From Noah Frank at WTOP on December 3, 2014, with mention of SABR members Peter Morris, Steve Hirdt, and Dick Beverage:

A few weeks ago, a friend of mine was looking at Major League Soccer playoff scores and became confused by the fact that they listed the home team first.

“That’s stupid,” he said.

Whether or not you agree on its stupidity, one thing is for sure: It’s un- American.

This is not to insult soccer. It’s simply to point out that every major American sport lists the home team last, unlike European soccer. The incident with my friend made me wonder exactly why that was. And after speaking with nearly a dozen sports historians across baseball and football and around the world of sports statistics, I am only somewhat closer to the answer.

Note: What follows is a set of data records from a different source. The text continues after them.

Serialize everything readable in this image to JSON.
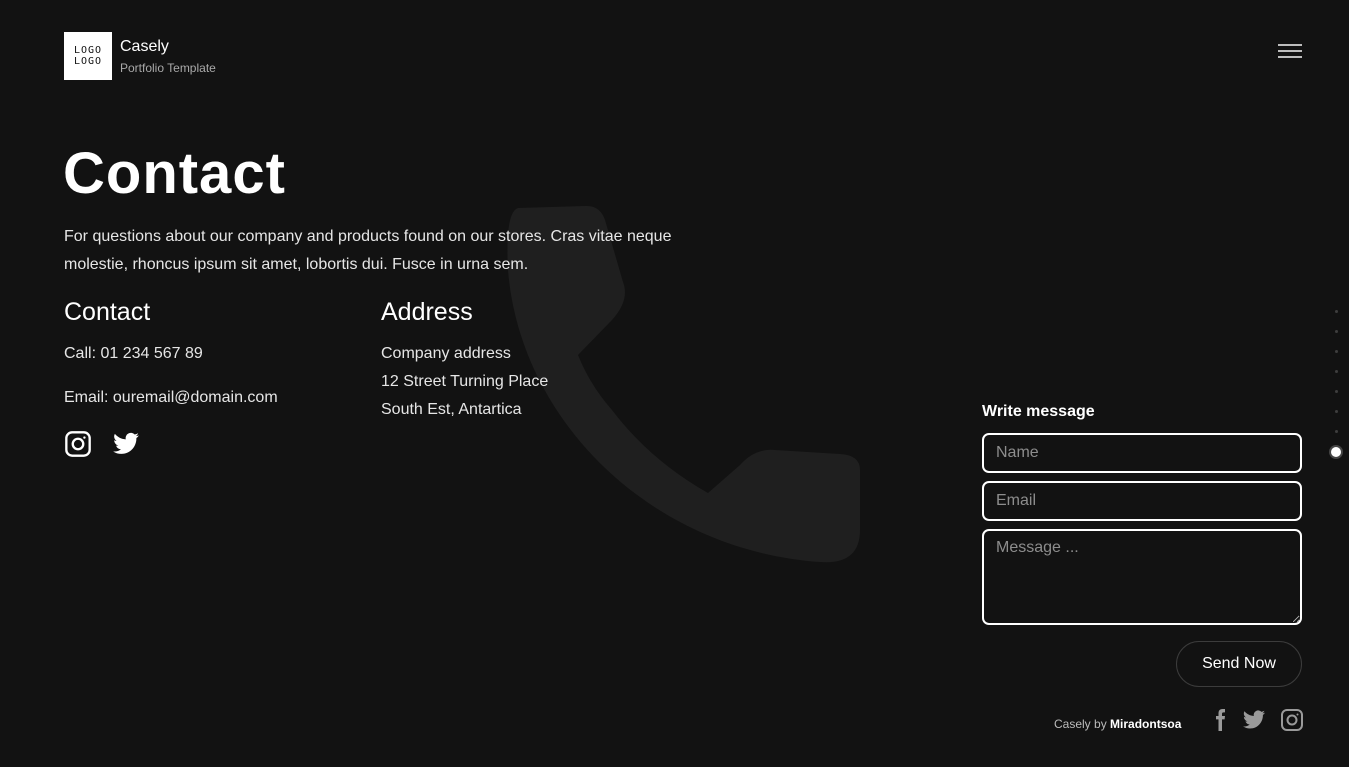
{
  "brand": {
    "logo_text_1": "LOGO",
    "logo_text_2": "LOGO",
    "name": "Casely",
    "tagline": "Portfolio Template"
  },
  "header": {
    "menu_icon": "hamburger-icon"
  },
  "page": {
    "title": "Contact",
    "intro": "For questions about our company and products found on our stores. Cras vitae neque molestie, rhoncus ipsum sit amet, lobortis dui. Fusce in urna sem."
  },
  "contact": {
    "heading": "Contact",
    "call": "Call: 01 234 567 89",
    "email": "Email: ouremail@domain.com",
    "social_icons": [
      "instagram-icon",
      "twitter-icon"
    ]
  },
  "address": {
    "heading": "Address",
    "line1": "Company address",
    "line2": "12 Street Turning Place",
    "line3": "South Est, Antartica"
  },
  "form": {
    "title": "Write message",
    "name_placeholder": "Name",
    "email_placeholder": "Email",
    "message_placeholder": "Message ...",
    "send_label": "Send Now"
  },
  "footer": {
    "credit_prefix": "Casely by",
    "credit_author": "Miradontsoa",
    "icons": [
      "facebook-icon",
      "twitter-icon",
      "instagram-icon"
    ]
  },
  "section_nav": {
    "count": 8,
    "active_index": 7
  },
  "colors": {
    "background": "#121212",
    "text": "#ffffff",
    "muted": "#a9a9a9"
  }
}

The most logical starting point for such a practice seemed to be in baseball. After all, the home team bats last, so it makes sense to list them underneath the visitors in a box score, to reflect the chronological order in which the offenses take their chances. What I discovered, though, is that this component of the game has not always been this way.

Peter Morris, a member of the Society for American Baseball Research and author of the book “A Game of Inches: The Stories Behind the Innovations that Shaped Baseball,” says the question of who bats last has only defaulted to the home team as the game’s strategy has developed, and that it’s only been a rule for the majority of the sport’s existence.

“Managers were given the choice of whether to bat first or last,” Morris explains. In the 1880s, they almost invariably chose to bat last. Very few people realize it, Morris says, but managers could still choose to bat first until 1950. “But none of them ever did, so at last the rule was changed in 1950 to reflect that reality.”